Obviously, extensions like “an ‘add_scopes’ command” are non-standard. They may not technically violate the spec, but are they even needed?
There would be nothing wrong with collapsing the list of scopes a user has already authorized for a given application. It would even be better for the user because they are being explicitly informed what additional permissions they are granting. It does not even require additional significant work on Twitch’s side (see below).
I do not know if that is true (and I’m not interested in looking it up right now). I do know that most OAuth providers do not list all scopes requested. More relevant, though, is that if a set of scopes is requested, Twitch will automatically authorize it the second time without prompting the user.

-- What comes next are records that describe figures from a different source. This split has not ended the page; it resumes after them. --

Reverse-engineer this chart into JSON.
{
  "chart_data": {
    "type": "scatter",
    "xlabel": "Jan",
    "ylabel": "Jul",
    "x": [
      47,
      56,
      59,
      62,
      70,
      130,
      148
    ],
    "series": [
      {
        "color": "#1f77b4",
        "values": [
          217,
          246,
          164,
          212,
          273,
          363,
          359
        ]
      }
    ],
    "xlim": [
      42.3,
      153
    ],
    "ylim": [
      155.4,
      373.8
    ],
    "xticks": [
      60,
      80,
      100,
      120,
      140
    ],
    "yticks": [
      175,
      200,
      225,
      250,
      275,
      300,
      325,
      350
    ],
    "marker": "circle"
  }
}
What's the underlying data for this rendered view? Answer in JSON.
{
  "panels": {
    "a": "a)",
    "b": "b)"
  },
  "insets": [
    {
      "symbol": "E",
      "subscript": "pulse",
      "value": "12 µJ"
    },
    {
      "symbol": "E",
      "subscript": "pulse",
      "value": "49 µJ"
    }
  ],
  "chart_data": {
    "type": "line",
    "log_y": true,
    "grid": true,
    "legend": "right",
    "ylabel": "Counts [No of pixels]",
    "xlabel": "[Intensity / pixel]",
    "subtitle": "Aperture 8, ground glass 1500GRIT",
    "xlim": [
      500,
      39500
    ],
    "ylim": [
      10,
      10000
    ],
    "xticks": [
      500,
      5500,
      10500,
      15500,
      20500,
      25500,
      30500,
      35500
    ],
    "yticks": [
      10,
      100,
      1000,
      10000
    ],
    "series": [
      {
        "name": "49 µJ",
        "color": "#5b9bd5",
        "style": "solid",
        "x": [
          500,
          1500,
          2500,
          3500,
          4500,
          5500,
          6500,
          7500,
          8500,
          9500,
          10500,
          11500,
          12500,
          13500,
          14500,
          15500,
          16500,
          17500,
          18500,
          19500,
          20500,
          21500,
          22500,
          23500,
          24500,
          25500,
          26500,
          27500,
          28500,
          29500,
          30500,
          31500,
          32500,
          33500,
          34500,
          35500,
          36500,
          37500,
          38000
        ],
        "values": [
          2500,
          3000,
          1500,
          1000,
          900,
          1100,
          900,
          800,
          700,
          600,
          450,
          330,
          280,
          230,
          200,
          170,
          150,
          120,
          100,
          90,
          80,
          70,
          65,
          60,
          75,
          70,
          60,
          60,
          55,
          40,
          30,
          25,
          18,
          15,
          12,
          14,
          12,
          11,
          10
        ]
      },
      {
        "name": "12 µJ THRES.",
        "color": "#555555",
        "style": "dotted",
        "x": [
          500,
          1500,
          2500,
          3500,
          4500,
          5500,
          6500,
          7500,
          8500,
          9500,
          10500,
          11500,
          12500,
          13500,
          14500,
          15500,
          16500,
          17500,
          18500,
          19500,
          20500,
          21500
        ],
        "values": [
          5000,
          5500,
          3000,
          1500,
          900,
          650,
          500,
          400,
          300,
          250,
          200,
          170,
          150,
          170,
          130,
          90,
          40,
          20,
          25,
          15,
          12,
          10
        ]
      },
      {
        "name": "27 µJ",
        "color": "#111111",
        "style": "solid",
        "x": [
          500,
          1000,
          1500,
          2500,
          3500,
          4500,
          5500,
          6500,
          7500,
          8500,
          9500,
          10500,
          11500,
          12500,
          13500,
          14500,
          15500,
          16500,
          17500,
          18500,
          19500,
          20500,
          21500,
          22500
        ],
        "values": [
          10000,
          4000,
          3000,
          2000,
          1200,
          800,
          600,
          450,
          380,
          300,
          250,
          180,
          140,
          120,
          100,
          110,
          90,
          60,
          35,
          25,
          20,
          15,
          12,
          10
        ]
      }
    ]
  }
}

If they are required to prompt the user every time, then they are already violating this. If they are not, then not prompting the user for scopes they have already authorized does not violate this. (Also, note that my “compromise” suggestion would still list all scopes requested, just not as prominently. I’ll even go further and say they should have a link from the authorization page to manage the users existing tokens.)
This is a bit off topic
[citation needed]
You could say it’s effectively not another account because it uses Twitch authentication, but it is another account on another service.
Counterpoint: this forum is better moderated (h/t @BarryCarlyon), so the people who might act on suggestions could actually see them (at least until this forum inevitably gets buried in spam too).
Also, we know some of the developers do occasionally drop in here. It may be pretty rare, but seeing any evidence of anyone remotely related to Twitch looking at UserVoice is like a unicorn: even if you see it, people will think you’re insane if you tell them.
If a good idea is suggested here, someone who would be involved in implementing it might see it. That’s not nothing.